Meet Father Jefferson Thompson, CSB

Initially inspired by his Basilian high school teachers, Father Jefferson Thompson, CSB was determined to join the Congregation to educate the next generation in goodness, discipline, and knowledge. In pursuit of this goal, he continued to be inspired by his confrères and broadened his understanding of what it means to be Basilian.

In 2016 he celebrated his 25th anniversary of ordination, and was thankful to share the experience with three of his confrères, Father Mario D’Souza, CSB, Father Joseph Pilsner, CSB, and Father Joseph Roussel, CSB. They were all ordained during the summer of 1991 and have relied on each other for their friendship and camaraderie, and he draws on them for support in his education ministry.

In Grade 9 he walked the yellow brick halls of St.

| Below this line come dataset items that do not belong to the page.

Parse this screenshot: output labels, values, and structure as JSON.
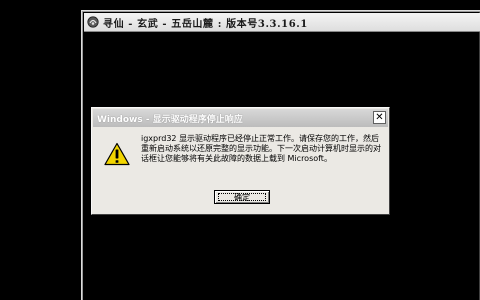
{
  "game_window": {
    "title": "寻仙 - 玄武 - 五岳山麓 : 版本号3.3.16.1"
  },
  "dialog": {
    "title": "Windows - 显示驱动程序停止响应",
    "close_glyph": "✕",
    "message": "igxprd32 显示驱动程序已经停止正常工作。请保存您的工作，然后重新启动系统以还原完整的显示功能。下一次启动计算机时显示的对话框让您能够将有关此故障的数据上载到 Microsoft。",
    "ok_label": "确定",
    "icon": "warning-icon"
  },
  "colors": {
    "desktop": "#000000",
    "dialog_face": "#ebe9e4",
    "warning_yellow": "#f2d500"
  }
}
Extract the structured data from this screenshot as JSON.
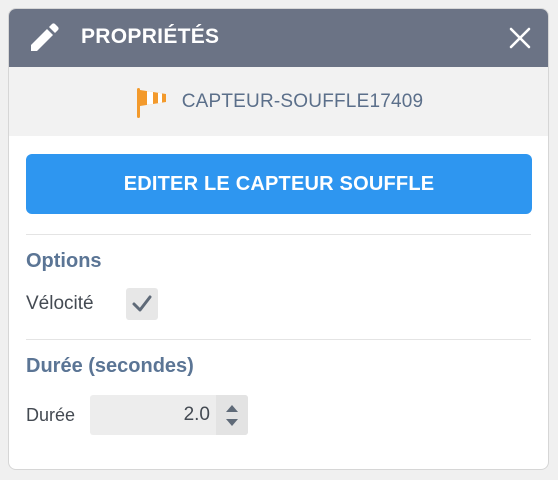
{
  "header": {
    "title": "PROPRIÉTÉS",
    "icon": "pencil-icon",
    "close_icon": "close-icon"
  },
  "sensor": {
    "icon": "windsock-icon",
    "name": "CAPTEUR-SOUFFLE17409"
  },
  "actions": {
    "edit_label": "EDITER LE CAPTEUR SOUFFLE"
  },
  "options": {
    "section_title": "Options",
    "velocity_label": "Vélocité",
    "velocity_checked": true
  },
  "duration": {
    "section_title": "Durée (secondes)",
    "field_label": "Durée",
    "value": "2.0"
  },
  "colors": {
    "header_bg": "#6b7385",
    "accent_button": "#2e96f0",
    "section_title": "#5b7595",
    "windsock_orange": "#f39a2c"
  }
}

Michael’s College School in Toronto, Ontario for the first time as a student. The year before, when he was 13 years old, he immigrated to Canada from Jamshedpur, India with his parents, William and Patricia, and his sister, Paula.

In India, he had attended Loyola School, run by the Jesuits, up until Grade 7, and knew he wanted to be a teacher. But it was the unique experience of witnessing the passion of his Basilian teacher-priests in the classroom at St. Michael’s that inspired him to become a Basilian himself.

The Basilian presence in the school was easily felt as their numbers were stronger than now. Young Jeff’s first impression of them was “impressive, educated, well respected, and in charge.”

He was a good student, involved in tennis and debate and worked in the bookstore. He graduated in 1979 and continued his studies in English and French at the University of Toronto in the hopes of eventually becoming a teacher. After graduation, Jeff spent a year in Paris teaching English as a second language. When he returned, he was accepted into the Basilian associate program and furthered his education by taking philosophy in preparation for his Master of Divinity. As an associate he met more Basilians and spent time with them in their home. In addition to his initial admiration, he added “fun, chatty, and humourous” to his impression of them.

He continued in the formation process by teaching English and French at Aquinas Institute. “I was in my element and happy to know I was doing the right thing for me,” he said. This certainty encouraged him to enter the novitiate.

He spent his novice year in Sugar Land, Texas and took his first vows with five others. “It was a time to focus on ourselves and our spiritual growth. Active Basilian life does not leave lots of time for such introspection,” he said.

He pursued his Masters in English in Toronto, followed by a Master of Divinity at St. Basil’s College, Toronto School of Theology as a scholastic.

On August 3, 1991, Father Jefferson Thompson, CSB was ordained at St. Basil’s Church in Toronto. Family members from six countries were present for the occasion, along with his peers, who had supported each other throughout their formation. His Basilian teachers from high school and university concelebrated at his first Mass.

Following his ordination, he “cut his priestly teeth” in campus ministry, spending one year at Assumption University in Windsor, Ontario, the next seven at St. Joseph’s College in Edmonton, Alberta, and then three more at the University of St. Thomas in Houston, Texas.

In 2002, he once again walked the yellow brick halls of St. Michael’s College School, but this time as a teacher. “It was a dream come true. I was teaching the sons of those with whom I had graduated,” he said.

From 2005, he taught Theology and French at Catholic Central in Detroit, Michigan, and in 2012 he was named the school’s President. The year 2014 marked another homecoming as he returned to St. Michael’s, this time serving as its President until 2018.

Father Thompson serves the Congregation as its Vocation Director, and in this role he is all too familiar with one of the Congregation’s biggest challenges. “There aren’t enough of us to do all the work that God wants us to do,” he said, and there are far fewer Basilians at St. Michael’s now than during his student days. “Fewer Basilians means we need to soak the institution with Basilian culture; it requires more of a concerted effort on our part,” he said.

He continues the Basilian tradition by channeling his passion for the subjects he’s teaching. One of his passions is evident as he takes every opportunity to speak French and attempts to master French cooking. He hopes his enthusiasm inspires his students, just as his many Basilian teachers and confrères inspired him along his journey.